Cuenta el cineasta francés Jean Jacques Annaud que Umberto Eco no estaba muy convencido de que Sean Connery encarnara a su Guillermo de Baskerville en El nombre de la rosa. Sólo una vez habló el escritor con el actor y su conclusión fue rotunda: "Sabe mucho. De fútbol". La típica ironía afectada del intelectual que piensa que el fútbol es para primates. El caso es que el gran intérprete escocés nos brindó otra de sus memorables interpretaciones y que la película, como rara vez sucede, estuvo a la altura de la fantástica novela.
Connery también le dio a James Bond una pátina distinta, de truhán envuelto en señor, que lo acercó al espectador, le hizo cómplice de sus pendencias.
Connery sacaba su vena de matón sin perder la compostura, como hizo Raúl García al agarrarle el brazo a Lopetegui y tirar de él. Mala leche envuelta en buen rollo para que Del Cerro hiciera mutis. Y por supuesto, sin que le enmendara la plana al navarro ninguno de los que vestían de azul noche y fucsia -o algo parecido al fucsia-.
En este Sevilla, hasta los que pueden tener aspecto de haber castigado de niños los tobillos de los profesores para escapar de la escuela por la banda, como es el caso del Huevo Acuña, piden perdón por dar una patada.
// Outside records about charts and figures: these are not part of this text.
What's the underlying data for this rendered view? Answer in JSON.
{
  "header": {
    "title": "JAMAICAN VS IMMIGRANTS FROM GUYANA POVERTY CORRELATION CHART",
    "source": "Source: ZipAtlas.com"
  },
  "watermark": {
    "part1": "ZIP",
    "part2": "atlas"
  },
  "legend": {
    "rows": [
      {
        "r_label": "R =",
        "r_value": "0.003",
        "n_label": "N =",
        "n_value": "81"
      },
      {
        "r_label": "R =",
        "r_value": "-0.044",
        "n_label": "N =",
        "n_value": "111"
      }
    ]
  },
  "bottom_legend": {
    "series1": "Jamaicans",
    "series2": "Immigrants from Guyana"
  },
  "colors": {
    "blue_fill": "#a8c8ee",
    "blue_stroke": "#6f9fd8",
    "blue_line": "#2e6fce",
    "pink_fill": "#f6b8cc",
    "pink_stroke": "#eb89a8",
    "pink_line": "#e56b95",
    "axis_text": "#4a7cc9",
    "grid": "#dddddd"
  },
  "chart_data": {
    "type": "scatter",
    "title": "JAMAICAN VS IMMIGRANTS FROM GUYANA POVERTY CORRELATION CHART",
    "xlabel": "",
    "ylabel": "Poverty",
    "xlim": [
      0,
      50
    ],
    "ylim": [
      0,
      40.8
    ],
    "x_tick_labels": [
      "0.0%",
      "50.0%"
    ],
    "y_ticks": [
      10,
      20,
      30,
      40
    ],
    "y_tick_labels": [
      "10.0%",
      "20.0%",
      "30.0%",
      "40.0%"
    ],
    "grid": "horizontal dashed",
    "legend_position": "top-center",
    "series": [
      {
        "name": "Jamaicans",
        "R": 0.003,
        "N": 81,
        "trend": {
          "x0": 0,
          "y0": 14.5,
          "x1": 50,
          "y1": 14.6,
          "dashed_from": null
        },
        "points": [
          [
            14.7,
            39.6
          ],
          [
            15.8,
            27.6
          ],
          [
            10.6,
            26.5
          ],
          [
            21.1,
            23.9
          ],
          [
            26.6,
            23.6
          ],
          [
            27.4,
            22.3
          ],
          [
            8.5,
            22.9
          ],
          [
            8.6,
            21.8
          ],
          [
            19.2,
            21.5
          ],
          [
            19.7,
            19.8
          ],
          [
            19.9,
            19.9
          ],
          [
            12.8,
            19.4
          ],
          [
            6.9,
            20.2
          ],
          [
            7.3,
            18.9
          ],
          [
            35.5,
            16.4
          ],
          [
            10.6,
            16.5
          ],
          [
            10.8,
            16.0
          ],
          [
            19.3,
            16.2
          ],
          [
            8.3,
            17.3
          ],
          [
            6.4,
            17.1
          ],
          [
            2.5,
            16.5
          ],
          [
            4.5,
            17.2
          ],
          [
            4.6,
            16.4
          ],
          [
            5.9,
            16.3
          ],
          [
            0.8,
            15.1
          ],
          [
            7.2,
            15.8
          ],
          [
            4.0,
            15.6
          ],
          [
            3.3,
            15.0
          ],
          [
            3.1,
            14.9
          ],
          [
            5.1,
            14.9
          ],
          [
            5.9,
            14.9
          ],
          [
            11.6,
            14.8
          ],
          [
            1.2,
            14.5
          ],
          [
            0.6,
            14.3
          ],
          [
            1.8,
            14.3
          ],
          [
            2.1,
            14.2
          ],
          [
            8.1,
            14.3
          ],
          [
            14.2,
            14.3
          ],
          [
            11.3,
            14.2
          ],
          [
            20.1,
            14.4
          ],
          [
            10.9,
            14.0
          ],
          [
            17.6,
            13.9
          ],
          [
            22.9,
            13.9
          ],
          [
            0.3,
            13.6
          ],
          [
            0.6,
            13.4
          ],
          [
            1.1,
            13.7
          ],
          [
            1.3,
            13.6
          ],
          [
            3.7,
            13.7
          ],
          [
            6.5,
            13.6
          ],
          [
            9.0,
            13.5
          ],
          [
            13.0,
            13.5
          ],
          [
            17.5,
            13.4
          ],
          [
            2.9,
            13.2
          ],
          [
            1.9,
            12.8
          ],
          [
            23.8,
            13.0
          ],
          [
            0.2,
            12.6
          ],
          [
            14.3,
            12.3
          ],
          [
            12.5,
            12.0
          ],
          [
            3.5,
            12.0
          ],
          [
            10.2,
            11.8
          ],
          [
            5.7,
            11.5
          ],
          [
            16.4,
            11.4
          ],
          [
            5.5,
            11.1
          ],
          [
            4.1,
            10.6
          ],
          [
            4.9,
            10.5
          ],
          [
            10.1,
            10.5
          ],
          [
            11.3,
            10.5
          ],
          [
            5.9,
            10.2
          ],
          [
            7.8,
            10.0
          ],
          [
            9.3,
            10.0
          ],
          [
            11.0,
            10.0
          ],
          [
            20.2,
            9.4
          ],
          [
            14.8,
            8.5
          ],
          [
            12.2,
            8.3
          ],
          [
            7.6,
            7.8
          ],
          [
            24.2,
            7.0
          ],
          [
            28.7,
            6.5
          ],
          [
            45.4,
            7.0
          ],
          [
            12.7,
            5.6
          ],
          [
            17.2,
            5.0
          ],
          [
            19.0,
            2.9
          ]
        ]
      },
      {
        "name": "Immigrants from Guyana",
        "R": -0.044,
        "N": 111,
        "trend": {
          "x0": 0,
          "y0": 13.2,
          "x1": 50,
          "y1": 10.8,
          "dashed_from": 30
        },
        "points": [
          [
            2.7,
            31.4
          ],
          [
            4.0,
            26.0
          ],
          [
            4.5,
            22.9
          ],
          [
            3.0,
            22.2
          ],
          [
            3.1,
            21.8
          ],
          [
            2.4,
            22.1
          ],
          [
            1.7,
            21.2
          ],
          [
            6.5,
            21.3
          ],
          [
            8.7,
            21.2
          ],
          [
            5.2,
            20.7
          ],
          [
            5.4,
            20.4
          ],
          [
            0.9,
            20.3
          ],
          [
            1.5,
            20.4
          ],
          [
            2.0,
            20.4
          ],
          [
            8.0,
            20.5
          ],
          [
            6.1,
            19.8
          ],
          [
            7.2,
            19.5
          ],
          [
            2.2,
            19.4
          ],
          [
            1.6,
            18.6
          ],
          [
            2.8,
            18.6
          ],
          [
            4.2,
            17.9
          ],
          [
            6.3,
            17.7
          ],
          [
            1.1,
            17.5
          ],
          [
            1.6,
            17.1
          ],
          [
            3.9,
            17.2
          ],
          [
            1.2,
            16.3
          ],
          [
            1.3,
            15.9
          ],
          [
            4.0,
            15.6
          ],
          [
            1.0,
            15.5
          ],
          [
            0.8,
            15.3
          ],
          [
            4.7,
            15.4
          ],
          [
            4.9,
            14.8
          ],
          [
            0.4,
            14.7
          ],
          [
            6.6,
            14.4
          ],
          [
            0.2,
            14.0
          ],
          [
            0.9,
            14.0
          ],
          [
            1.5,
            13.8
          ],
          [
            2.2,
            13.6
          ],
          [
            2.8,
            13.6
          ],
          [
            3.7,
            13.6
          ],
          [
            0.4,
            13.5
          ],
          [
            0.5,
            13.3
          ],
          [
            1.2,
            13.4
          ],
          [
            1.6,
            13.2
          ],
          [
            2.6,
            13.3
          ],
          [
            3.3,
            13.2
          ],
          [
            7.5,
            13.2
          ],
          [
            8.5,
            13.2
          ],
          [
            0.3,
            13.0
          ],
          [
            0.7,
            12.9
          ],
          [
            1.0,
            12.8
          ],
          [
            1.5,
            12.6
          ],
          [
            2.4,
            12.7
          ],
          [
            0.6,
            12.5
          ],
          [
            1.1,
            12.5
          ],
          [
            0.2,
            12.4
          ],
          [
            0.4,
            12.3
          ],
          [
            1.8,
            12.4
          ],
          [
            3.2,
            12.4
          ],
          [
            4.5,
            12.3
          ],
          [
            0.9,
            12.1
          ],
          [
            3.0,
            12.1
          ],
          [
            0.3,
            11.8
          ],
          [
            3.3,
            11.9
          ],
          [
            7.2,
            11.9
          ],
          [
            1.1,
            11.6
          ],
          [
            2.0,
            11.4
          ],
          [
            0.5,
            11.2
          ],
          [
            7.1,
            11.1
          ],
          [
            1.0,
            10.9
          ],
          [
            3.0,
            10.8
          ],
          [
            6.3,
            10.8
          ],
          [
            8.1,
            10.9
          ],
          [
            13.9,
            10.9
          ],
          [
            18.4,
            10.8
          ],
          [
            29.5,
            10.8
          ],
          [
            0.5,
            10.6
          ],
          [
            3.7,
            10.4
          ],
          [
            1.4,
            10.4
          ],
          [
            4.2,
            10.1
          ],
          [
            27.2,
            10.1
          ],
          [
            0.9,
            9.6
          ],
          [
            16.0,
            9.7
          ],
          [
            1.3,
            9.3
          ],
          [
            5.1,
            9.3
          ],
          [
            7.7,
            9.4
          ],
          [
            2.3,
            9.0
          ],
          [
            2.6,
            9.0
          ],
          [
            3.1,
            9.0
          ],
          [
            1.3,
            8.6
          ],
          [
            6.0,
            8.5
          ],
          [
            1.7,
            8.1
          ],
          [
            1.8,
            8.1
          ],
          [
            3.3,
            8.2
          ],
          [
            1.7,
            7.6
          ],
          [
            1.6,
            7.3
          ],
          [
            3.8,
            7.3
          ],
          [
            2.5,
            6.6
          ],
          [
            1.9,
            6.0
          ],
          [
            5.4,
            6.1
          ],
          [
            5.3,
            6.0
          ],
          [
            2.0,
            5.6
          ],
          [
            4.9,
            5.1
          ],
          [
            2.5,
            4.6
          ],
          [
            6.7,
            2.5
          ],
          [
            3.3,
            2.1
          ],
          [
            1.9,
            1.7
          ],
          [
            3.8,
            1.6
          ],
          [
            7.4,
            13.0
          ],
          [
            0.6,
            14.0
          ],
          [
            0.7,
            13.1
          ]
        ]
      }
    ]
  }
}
Y en el Athletic, en cambio, sale una teórica paloma, el menudo Unai Núñez, y lo primero que hace es soltar una destemplada patada al primero que ve.
El Sevilla es muy buen equipo de fútbol. Pero lo mejor que puede hacer el rival es ponerle un espejo para que repare en lo guapo que es y lo encantado que está de haberse conocido. Lo que tiene de buen gusto lo tiene de afectado. Y el primero su entrenador, empecinado en tirar del Mudo. Si el Athletic fue Connery, el Sevilla fue Roger Moore: pura afectación, un mírame y no me toques. El cansancio sonó a excusa preconcebida. En las películas, Moore se salía con la suya protegido por su flor. Pero en la vida, no se tiene tanta flor. Aunque algunos piensen lo contrario.